Incontinence Hotline ... Can you hold, please?

Main Menu

Anansi Boys, by Neil Gaiman

Started by Listener, December 01, 2005, 04:24:28 PM

Previous topic - Next topic

0 Members and 1 Guest are viewing this topic.

Listener

$8 / $10

When Neil said that Anansi Boys (AB) wasn't a sequel to American Gods, he wasn't kidding.  When he said it was supposed to be a comedy?  Well, at first I doubted.  But by the end, not so much.

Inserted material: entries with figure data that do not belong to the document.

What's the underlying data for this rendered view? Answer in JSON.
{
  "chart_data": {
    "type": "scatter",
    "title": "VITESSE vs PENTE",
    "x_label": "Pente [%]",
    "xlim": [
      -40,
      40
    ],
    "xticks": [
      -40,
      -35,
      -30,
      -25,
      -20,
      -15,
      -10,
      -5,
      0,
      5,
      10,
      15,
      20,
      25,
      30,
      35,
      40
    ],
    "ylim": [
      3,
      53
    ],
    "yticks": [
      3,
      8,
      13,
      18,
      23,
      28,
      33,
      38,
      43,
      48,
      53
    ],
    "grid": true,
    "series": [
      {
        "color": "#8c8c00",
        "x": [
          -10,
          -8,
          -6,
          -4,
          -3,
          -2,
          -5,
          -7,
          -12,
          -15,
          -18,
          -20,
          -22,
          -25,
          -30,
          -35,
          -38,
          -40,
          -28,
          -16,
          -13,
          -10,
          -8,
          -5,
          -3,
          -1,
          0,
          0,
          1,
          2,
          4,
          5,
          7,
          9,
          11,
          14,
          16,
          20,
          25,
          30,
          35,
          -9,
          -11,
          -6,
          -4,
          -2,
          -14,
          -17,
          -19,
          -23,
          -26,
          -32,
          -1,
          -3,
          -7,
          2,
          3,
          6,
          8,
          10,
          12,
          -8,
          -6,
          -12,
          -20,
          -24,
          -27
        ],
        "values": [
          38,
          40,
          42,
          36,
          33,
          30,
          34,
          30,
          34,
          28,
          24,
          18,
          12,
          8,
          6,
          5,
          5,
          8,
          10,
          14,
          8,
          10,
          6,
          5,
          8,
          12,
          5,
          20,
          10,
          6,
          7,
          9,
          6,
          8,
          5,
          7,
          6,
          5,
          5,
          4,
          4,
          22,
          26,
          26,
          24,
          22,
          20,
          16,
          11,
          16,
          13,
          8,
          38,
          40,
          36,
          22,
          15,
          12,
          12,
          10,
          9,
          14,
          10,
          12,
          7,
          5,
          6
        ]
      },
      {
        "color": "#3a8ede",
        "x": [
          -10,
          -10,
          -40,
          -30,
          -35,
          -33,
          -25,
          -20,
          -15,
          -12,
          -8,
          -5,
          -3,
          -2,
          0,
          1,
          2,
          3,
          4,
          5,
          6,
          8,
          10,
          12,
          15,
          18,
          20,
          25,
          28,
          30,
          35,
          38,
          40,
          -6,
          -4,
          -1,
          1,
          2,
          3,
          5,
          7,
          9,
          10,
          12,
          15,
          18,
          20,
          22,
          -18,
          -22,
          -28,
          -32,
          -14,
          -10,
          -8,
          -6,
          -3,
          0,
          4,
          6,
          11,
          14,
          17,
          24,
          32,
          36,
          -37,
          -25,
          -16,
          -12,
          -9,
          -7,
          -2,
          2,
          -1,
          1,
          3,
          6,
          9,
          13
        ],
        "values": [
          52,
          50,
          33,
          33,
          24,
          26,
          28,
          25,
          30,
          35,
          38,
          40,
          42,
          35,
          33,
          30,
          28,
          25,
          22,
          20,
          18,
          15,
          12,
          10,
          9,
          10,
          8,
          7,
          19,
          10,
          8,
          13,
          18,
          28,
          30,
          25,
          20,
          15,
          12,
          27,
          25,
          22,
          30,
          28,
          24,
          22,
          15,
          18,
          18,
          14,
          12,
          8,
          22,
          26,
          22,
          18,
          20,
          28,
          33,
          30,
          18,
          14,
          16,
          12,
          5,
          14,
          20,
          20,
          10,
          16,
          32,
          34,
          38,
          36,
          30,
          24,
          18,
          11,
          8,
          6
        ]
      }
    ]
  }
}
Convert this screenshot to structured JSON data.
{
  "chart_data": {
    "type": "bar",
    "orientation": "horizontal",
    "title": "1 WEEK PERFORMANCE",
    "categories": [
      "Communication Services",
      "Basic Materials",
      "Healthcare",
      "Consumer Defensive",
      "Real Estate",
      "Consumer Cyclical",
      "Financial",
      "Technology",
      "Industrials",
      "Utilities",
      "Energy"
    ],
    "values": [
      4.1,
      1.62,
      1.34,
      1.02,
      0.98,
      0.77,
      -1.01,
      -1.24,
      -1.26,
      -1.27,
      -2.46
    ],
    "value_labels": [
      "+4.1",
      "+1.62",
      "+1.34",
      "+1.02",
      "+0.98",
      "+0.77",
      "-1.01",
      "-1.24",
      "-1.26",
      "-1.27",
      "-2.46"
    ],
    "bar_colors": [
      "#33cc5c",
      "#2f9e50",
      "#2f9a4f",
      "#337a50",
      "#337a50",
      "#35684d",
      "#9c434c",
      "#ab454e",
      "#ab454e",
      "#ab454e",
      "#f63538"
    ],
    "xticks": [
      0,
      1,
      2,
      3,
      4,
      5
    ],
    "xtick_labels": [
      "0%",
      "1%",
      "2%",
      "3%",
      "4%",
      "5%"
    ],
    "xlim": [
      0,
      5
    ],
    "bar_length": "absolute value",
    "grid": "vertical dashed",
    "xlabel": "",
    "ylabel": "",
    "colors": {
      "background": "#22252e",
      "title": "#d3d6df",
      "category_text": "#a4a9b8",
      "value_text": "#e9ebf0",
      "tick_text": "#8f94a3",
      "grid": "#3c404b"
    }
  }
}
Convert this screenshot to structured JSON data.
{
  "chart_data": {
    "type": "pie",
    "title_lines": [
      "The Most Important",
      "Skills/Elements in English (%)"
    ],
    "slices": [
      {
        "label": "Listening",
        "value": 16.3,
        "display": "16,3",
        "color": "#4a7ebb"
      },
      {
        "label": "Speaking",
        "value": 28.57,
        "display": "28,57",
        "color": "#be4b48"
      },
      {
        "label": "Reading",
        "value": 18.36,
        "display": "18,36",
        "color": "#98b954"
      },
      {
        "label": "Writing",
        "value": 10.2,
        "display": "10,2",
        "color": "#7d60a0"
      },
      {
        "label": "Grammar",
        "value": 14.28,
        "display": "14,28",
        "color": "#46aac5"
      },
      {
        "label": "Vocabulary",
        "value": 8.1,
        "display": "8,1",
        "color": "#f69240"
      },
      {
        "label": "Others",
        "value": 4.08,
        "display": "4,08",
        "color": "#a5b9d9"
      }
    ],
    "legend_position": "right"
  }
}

One theme in Gaiman's books is that for every main character, there is that one event, that one catalyst that gives him (or her) strength.  In Neverwhere, it's when Richard kills the beast.  In American Gods, it's after Shadow completes his Vigil for Odin.  The same thing happens in AB, and just as in the rest of Gaiman's books, you really get a good feeling when it does happen.

The book itself starts pretty slowly, and in my opinion, kind of weak.  But as we get further into the lives of Fat Charlie and those around him, it picks up and starts moving very well.  It's almost as if Neil wrote the first chunk, then put it down, then came back to it after something had changed in his life and wrote the rest.

He effortlessly manages to weave the mystic with the mundane, which is always a plus.  You never doubt for a second that any of this could be happening.

There is only one really glaring weak point in the book.  At the end, when he's talking about Grahame Coats, he sort of steps out of the omniscient-narrator and becomes the author telling you (second person) a story.  It only lasts a couple of paragraphs, but it really broke the mood for me.

Overall, a nice "next book" in the Gaiman cycle.  As eo might say:  "It was good.  I liked it."